HARUSKAH MENJADI MISKIN DULU?

“Dan sementara ia menderita sengsara …

dari jauh dilihatnya Abraham, dan Lazarus duduk di pangkuannya.”

(Lukas 16:23)

 

Teens, apa yang terlintas dalam benakmu saat mem­baca kisah orang kaya dan Lazarus yang miskin? Kisah itu mudah sekali membawa orang pada penaf­siran bahwa Yesus sedang mengajarkan bahwa orang kaya tidak diselamatkan, sedangkan orang yang miskin seperti Lazarus pasti diselamatkan. Namun, apa sebenarnya yang Yesus mau katakan dalam kisah itu? Apakah setiap orang yang ingin diselamatkan harus menjadi miskin dulu seperti Lazarus? Apakah orang yang kaya sudah pasti binasa?

 

Perhatikanlah apa yang dilakukan orang kaya itu semasa hidupnya. Ia berpakaian mewah setiap hari, ia selalu bersenang-senang dan hidup dalam kemewahan serta terikat pada semuanya itu. Dalam keadaannya yang kaya dan serba menyenangkan, ia sama sekali tidak peduli pada Lazarus yang tiap hari berbaring dekat pintu rumahnya, penuh borok yang dijilati anjing-anjing, dan menunggu apa pun yang jatuh dari meja makan si orang kaya untuk menghilangkan rasa laparnya. Tidak ada yang salah dengan kekayaannya, hanya saja sikap hati, ketidakpedulian pada sesama dan keterikatan pada hartanyalah yang membawanya pada kebinasaan.
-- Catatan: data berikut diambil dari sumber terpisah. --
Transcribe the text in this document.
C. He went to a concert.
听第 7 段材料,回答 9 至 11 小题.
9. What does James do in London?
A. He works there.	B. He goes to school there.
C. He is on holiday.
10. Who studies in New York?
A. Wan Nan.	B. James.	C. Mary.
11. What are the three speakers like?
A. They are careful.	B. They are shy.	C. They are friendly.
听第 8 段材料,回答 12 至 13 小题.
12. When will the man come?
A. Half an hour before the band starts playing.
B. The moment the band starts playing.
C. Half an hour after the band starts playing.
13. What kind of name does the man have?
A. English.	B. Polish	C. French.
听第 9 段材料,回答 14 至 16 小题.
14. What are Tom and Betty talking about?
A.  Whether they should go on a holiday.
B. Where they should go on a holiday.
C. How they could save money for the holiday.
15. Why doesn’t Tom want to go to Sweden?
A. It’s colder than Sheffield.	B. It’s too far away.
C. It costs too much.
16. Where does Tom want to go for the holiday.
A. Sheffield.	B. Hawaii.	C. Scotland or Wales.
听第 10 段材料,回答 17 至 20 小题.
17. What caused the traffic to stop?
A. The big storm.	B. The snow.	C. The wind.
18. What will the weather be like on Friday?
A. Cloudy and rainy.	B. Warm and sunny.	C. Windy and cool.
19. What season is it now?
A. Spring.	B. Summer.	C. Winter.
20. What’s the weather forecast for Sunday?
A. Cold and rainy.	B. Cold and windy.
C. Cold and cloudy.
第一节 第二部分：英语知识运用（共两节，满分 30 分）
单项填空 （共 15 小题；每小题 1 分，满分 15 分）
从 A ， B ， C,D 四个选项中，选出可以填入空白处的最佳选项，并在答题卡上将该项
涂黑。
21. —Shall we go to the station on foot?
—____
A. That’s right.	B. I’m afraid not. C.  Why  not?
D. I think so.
Kekayaan maupun kemiskinan bukan prasyarat untuk selamat atau binasa. Dengan kisah itu, Yesus mau mengajarkan ke­pada para pengikut-Nya untuk tidak terikat pada harta duniawi dan mau berbagi dengan sesama.

 

Teens, kita tidak harus miskin untuk diselamatkan. Tidak ada yang salah dengan kekayaan dan menjadi orang kaya. Persoalannya, apakah kita begitu terikat pada kekayaan dan harta benda itu? Apakah kekayaan itu hanya kita gunakan demi kesenangan sendiri, ataukah kita memakainya untuk menunjukkan kasih kepada sesama dan Tuhan? Dalam hidup ini, bagaimana kita menggunakan harta benda yang kita miliki? Apakah un­tuk kesenangan kita sendiri, tanpa peduli pada orang lain? Ataukah kita menggunakannya untuk berbagi kasih dengan sesama?